News
Article
MIT researchers find that large language models may shortchange women and vulnerable patients based on how clinical inquiries are typed.
© xy - stock.adobe.com
Artificial intelligence (AI) models used to help triage patient messages may be far more sensitive to grammar, formatting and tone than previously believed, with disproportionate impacts on women and other vulnerable groups, a new Massachusetts Institute of Technology (MIT) study suggests.
The findings raise new concerns about fairness, safety and clinical oversight as large language models (LLMs) like OpenAI’s GPT-4 are deployed in clinical settings to help determine whether a patient should self-manage, come in for a visit or receive additional resources.
“[This] is strong evidence that models must be audited before use in health care — which is a setting where they are already in use,” said Marzyeh Ghassemi, Ph.D., senior author of the study and an associate professor at MIT. “LLMs are flexible and performant enough on average that we might think this is a good use case.”
The research — to be presented this week at the Association for Computing Machinery (ACM) Conference on Fairness, Accountability and Transparency — tested how nine stylistic and structural changes in patient messages impacted LLM treatment recommendations across more than 6,700 clinical scenarios. The changes included realistic variations: typos, dramatic language, extra white space, informal grammar and swapped or removed gender markers.
To test the effects, researchers employed a three-step process:
Despite the fact that all clinical content was the same, the LLM’s responses were significantly different. Across all four models tested, including GPT-4, LLMs were 7-9% more likely to recommend self-management instead of medical care when messages were notably perturbed.
The most dramatic changes came when messages included colorful or uncertain language, suggesting patients with health anxiety or non-native English fluency may be at greater risk of being advised to stay home even when care is warranted.

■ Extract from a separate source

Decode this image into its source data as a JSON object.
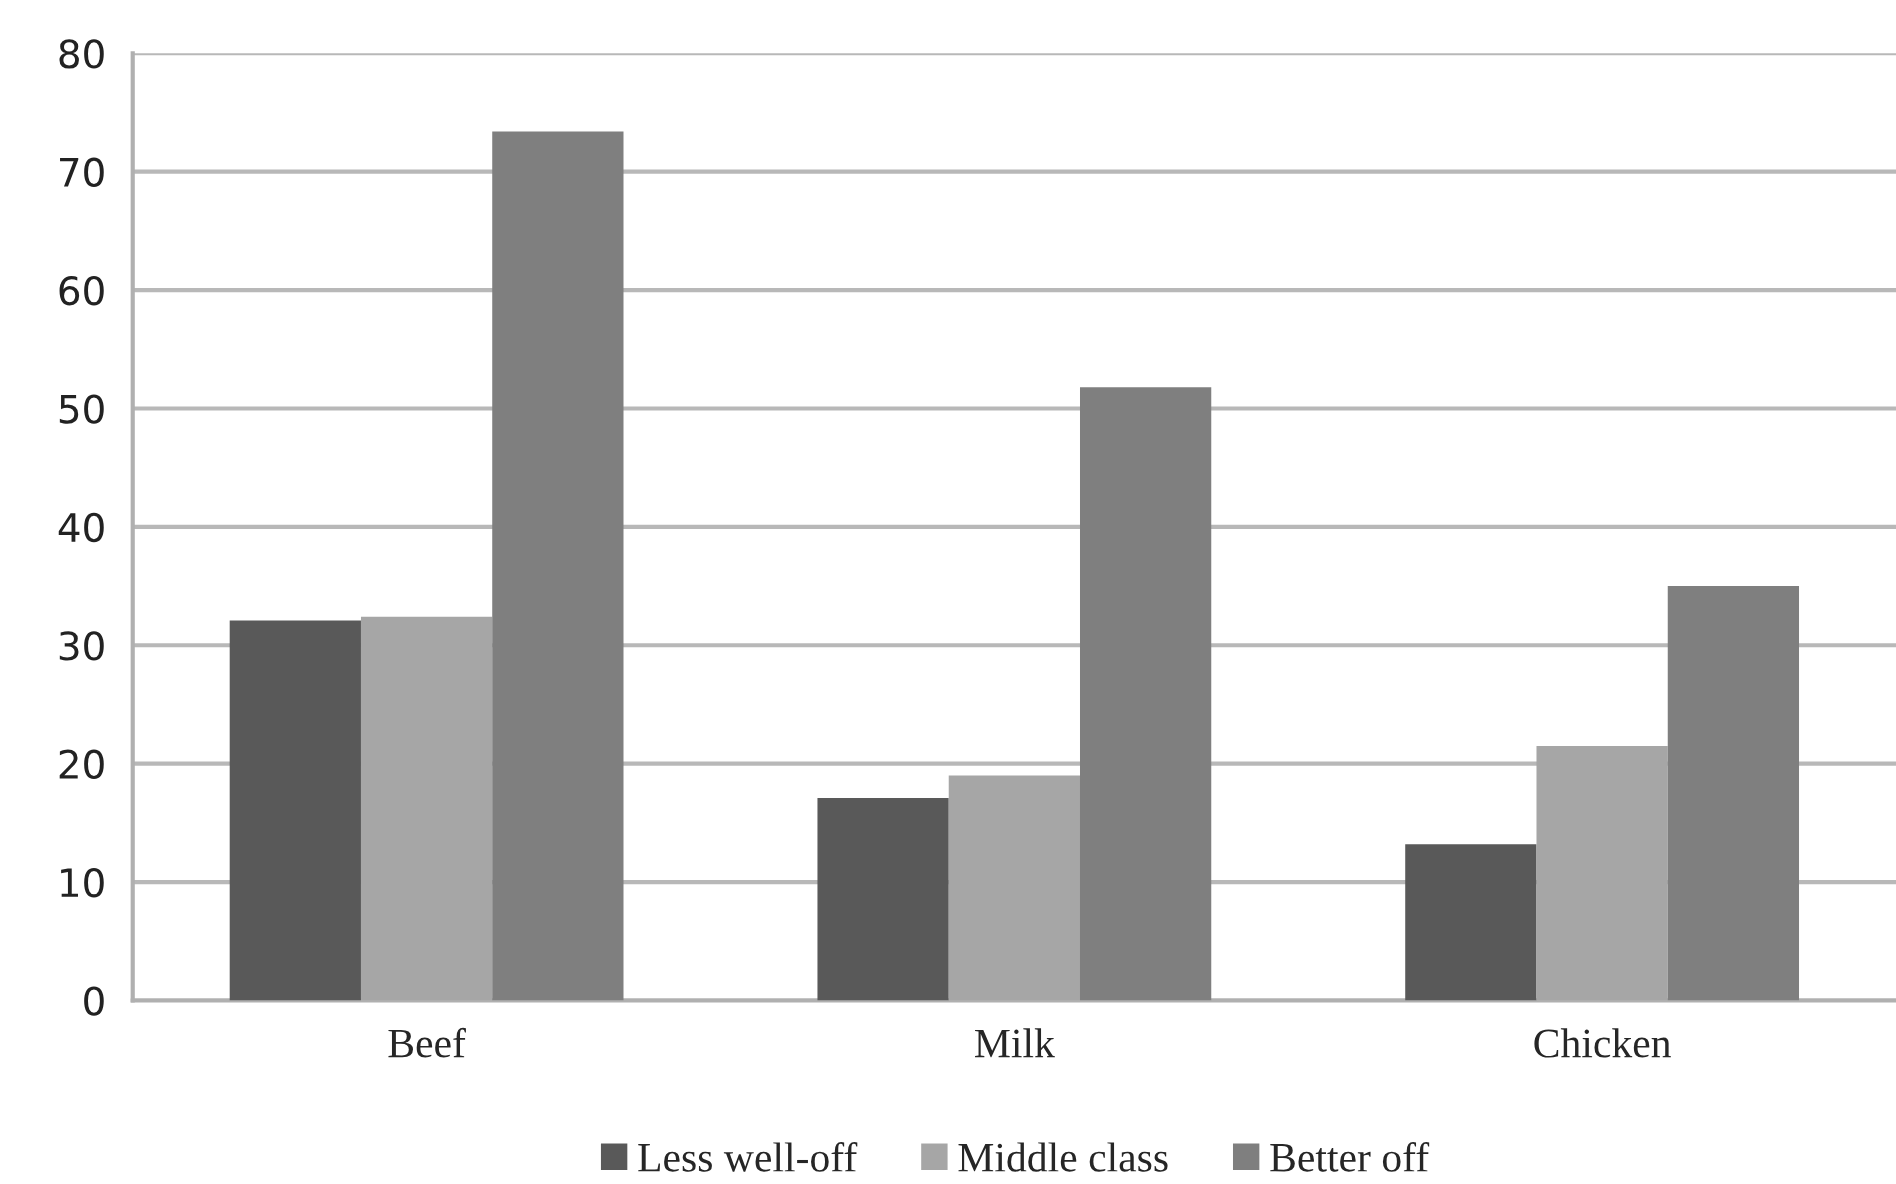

Researchers also determined that LLMs were more likely to reduce care recommendations for female patients than male ones, even when gender cues were removed. The inclusion of extra white space increased reduced care errors by more than 5% for female patients.
“In research, we tend to look at aggregated statistics, but there are a lot of things that are lost in translation,” said Abinitha Gourabathina, lead author of the study and a graduate student in the MIT Department of Electrical Engineering and Computer Science (EECS). “We need to look at the direction in which these errors are occurring — not recommending visitation when you should is much more harmful than doing the opposite.”
In conversational formats meant to simulate patient-AI chatbots, clinical accuracy dropped by roughly 7% when messages were perturbed. The most affected scenarios involved free-form patient inputs, echoing real-world communications.
The team evaluated four different models on static and conversational datasets spanning oncology, dermatology and general medicine. Real clinicians had previously annotated each case with validated answers.
The study highlights what researchers describe as “brittleness” in AI medical reasoning — small, non-clinical differences in how a patient writes can steer care decisions in ways that clinicians would not.
Human physicians were not affected by the same changes. In follow-up work under review, researchers found that altering the style or tone of a message didn’t impact human clinicians’ judgment, further underscoring the fragility of LLMs.
Researchers say their findings support more rigorous auditing and subgroup testing before deploying LLMs in high-stakes settings, especially for patient-facing tools.
“This is perhaps unsurprising — LLMs were not designed to prioritize patient medical care,” Ghassemi said. “… we don’t want to optimize a health care system that only works well for patients in specific groups.”